A prática religiosa com maior devoção durante a quaresma é a Via-sacra, que consiste em percorrer o caminho que Jesus fez, carregando a Cruz, desde o Pretório de Pôncio Pilatos, até ao Monte Calvário, meditando simultaneamente na Paixão de Cristo. Tal exercício terá tido origem no facto da Mãe de Jesus ter percorrido inúmeras vezes a mesma via, tal foi a intensa dor sentida, que lhe ficou impregnada no coração, ao acompanhar o Seu filho até à sua crucifixão, prática esta que foi aprofundada na época das Cruzadas, como que a reproduzir a peregrinação feita ao longo da Via Dolorosa em Jerusalém.
Esta meditação chegou ao Ocidente, em que os cristãos percorrem mentalmente os passos ou etapas dessa caminhada e foi sendo definido paulatinamente, chegando à forma atual, de catorze estações, no século XVI. O exercício da via-sacra tem sido muito recomendado, pois proporciona uma frutuosa meditação da paixão e morte de Jesus Cristo.

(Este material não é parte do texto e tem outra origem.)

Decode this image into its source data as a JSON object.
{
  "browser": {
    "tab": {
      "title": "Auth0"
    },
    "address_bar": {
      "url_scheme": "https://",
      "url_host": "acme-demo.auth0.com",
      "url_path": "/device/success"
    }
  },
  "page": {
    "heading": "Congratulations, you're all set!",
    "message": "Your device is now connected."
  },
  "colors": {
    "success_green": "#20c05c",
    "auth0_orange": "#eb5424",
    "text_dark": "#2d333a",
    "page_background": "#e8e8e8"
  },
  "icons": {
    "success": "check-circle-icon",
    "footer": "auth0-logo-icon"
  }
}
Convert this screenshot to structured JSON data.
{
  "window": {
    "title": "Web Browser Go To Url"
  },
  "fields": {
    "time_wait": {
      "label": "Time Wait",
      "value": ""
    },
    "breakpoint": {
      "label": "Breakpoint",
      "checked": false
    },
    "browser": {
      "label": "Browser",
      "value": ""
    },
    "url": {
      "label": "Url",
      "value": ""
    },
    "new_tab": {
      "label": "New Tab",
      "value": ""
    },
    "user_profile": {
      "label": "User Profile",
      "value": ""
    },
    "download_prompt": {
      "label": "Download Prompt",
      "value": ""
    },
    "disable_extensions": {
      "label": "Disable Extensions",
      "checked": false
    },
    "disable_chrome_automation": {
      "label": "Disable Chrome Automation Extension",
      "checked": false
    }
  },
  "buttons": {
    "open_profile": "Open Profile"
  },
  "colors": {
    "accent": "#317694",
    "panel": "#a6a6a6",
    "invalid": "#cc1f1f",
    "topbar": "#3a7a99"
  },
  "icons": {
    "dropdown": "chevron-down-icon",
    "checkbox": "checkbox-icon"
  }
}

Aqui nos Açores, a partir do século XVI esse percurso da via dolorosa é feito durante uma semana por ranchos de romeiros que percorrem as estradas de S. Miguel, andando sempre com o mar à sua esquerda, parando e entrando em todas as igrejas e capelas da ilha ou como se diz nas romarias, visitando as casas de Nossa Senhora e rezando as toadas dolentes de avê-Marias infindáveis.
Esta prática religiosa que então se consolidou nesta ilha, assume uma dimensão comunitária inusitada e abrange centenas de pessoas, e crê-se que este ano sejam cerca de 2 000 homens, num movimento à volta do qual muitas famílias católicas se unem em várias freguesias para disponibilizar meios de acolhimento e pernoita, bem como prover à sua alimentação.
De acordo com alguns historiadores, a origem deste ritual está intimamente ligada às catástrofes sísmico-vulcânicas que assolaram a ilha no séc. XVI, em particular o terramoto de 22 de outubro de 1522, pelo que estamos a celebrar os 500 anos que os nossos antepassados iniciaram as romarias, agradecendo as graças recebidas durante estes anos ou pedindo a intercessão divina para algumas situações complicadas da vida.
Estes romeiros percorrem quilómetros e quilómetros a pé durante uma semana, entoando cânticos e rezando em voz alta de forma destemida, contra o vento, a chuva ou o frio, numa caminhada sofrida, mas cheia de calor humano, partilha e grande generosidade e de manifesto espírito fraternal.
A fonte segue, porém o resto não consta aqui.